Microsoft today released the first major update to Windows 10 on PCs and tablets. At the same time, Microsoft says the update means the company “can confidently recommend Windows 10 deployment to whole organizations.”
Windows 10 users will receive the November update, as Microsoft is calling this release, according to their Windows Update settings. Windows 7 and Windows 8.1 users who want to use the free upgrade offer will be able to get Windows 10 with the November update already applied.
Windows 10 is a service. As we wrote in our deep dive on how Microsoft built, and is still building, Windows 10, this means that despite its launch in July, it’s still getting new features and improvements.
All the improvements, which Microsoft says reach “all aspects of the platform and experience,” have already been seen by Windows Insiders in preview builds — indeed the November update is really just Windows 10 build 10586. Here’s the rundown.
Performance in everyday tasks has improved. Boot time in particular is now nearly 30 percent faster than for Windows 7 on the same device, Microsoft claims.
Mail, Calendar, Photos, Groove, Xbox, Windows Store, OneNote, and even Solitaire have all gained improvements. But the biggest additions are to Microsoft’s most important apps in Windows 10: Cortana and Microsoft Edge.
Cortana now supports pen input, and is able to recognize phone numbers, email addresses, and even physical addresses to help you set reminders. The digital assistant can also now keep track of your event and movie bookings, plus let you book an Uber. Last, but not least, Cortana is now available in Japan, Australia, Canada, and India (in English).
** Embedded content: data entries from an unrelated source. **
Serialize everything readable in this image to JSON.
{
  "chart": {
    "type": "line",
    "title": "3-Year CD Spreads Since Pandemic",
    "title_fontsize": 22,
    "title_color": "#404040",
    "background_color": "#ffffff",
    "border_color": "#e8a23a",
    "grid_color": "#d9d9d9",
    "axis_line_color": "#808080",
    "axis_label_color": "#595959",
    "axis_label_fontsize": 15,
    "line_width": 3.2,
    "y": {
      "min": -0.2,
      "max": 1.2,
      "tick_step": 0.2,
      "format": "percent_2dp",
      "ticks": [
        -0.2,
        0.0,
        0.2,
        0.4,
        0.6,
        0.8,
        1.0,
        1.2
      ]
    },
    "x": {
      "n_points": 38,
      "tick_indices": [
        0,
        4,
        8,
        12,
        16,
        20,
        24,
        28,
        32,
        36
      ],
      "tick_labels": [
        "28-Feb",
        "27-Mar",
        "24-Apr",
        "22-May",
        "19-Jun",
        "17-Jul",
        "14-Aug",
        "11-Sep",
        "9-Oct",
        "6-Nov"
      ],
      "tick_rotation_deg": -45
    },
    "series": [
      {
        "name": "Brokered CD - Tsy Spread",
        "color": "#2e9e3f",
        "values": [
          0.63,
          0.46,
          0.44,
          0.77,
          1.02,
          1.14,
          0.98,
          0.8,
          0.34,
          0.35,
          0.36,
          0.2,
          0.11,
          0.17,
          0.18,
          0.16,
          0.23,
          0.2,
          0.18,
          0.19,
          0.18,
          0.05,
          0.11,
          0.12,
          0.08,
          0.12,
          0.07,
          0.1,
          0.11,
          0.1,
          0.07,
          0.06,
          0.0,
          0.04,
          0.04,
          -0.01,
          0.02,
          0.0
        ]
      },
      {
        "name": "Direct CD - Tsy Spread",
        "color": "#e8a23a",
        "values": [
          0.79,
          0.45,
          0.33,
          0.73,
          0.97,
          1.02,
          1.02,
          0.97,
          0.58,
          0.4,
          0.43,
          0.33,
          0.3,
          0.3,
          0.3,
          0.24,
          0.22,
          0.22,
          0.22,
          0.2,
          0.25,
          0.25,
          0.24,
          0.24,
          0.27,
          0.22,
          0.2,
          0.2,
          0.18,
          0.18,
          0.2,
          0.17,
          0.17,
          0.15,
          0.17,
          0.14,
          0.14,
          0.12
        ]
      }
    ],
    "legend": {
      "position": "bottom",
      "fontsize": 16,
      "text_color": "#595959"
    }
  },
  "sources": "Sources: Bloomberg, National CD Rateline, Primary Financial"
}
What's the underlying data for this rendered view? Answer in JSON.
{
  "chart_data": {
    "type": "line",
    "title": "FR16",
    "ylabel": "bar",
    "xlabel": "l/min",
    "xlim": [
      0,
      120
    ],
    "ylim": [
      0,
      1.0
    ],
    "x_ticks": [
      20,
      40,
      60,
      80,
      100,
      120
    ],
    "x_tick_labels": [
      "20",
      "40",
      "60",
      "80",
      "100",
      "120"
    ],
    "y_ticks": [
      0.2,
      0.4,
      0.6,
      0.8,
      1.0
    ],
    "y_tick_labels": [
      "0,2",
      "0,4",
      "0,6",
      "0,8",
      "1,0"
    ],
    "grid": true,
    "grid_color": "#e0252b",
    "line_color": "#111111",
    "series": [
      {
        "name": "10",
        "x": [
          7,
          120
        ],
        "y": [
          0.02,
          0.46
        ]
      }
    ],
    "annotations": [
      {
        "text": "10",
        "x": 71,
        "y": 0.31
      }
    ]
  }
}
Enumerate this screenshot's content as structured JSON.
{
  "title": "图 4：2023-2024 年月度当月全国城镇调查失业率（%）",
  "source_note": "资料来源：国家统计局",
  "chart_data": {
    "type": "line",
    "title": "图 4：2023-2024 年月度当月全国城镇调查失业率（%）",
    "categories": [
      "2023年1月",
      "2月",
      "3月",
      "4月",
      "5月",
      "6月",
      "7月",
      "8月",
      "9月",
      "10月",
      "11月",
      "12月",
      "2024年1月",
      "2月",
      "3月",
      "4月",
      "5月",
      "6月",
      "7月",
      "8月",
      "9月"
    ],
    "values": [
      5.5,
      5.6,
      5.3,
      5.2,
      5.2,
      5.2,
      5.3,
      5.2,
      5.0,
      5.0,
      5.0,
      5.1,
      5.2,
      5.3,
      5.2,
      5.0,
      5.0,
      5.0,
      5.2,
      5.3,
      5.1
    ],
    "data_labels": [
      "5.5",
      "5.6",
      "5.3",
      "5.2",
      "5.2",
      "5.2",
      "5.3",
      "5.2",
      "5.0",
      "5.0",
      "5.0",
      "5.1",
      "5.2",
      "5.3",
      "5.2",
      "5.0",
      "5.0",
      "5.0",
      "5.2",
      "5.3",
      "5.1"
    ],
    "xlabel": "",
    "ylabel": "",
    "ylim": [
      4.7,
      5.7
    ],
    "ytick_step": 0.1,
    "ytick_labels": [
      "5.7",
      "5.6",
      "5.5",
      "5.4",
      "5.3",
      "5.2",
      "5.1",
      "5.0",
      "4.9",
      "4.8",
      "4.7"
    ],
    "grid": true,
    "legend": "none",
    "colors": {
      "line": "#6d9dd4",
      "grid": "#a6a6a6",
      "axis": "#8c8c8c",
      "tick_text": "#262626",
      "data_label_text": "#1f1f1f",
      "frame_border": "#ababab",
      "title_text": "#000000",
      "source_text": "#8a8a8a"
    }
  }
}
Edge has gained performance and security improvements. It also now has a tab preview feature, which allows you to hover over your tabs and see what is open on each without leaving the page you’re on. Microsoft Edge now syncs your Favorites and Reading list items across devices, while Cortana can now notify you of available coupons while you browse shopping sites in Edge. Extension support, however, has been delayed until 2016.
Microsoft is also including the consumer preview of its Skype integration. Skype video calling and messaging features (1:1 messaging, calling, and emoticons) are now built into native Windows 10 apps. Microsoft didn’t say when the integration would come out of preview.
Windows Update for Business lets IT departments control the deployment of updates within their organizations. It’s possible to set up device groups with staggered deployments and scale deployments with network optimizations.
Windows Store for Business lets IT departments find, acquire, manage, and distribute apps to Windows 10 devices by directly assigning apps, publishing apps to a private store, or connecting with management solutions. That includes apps in the Windows Store as well as custom business apps. Organizations can choose their preferred distribution method.
IT departments can now also use new Mobile Device Management features to manage the entire family of Windows devices, including PCs, tablets, phones, and IOT. Additionally, the new Azure Active Directory Join lets IT departments maintain one directory so employees can have a single login and securely roam their Windows settings and data across all of their Windows 10 devices.
In addition to all of the above, Microsoft says “thousands of partners” have updated their device drivers and applications for great Windows 10 compatibility. Last night, the new Xbox One experience started rolling out, which includes Windows 10. All that is left is Windows 10 Mobile: Microsoft plans to launch the first Windows 10 phones this month and to roll out Windows 10 Mobile to existing Windows Phone users in December.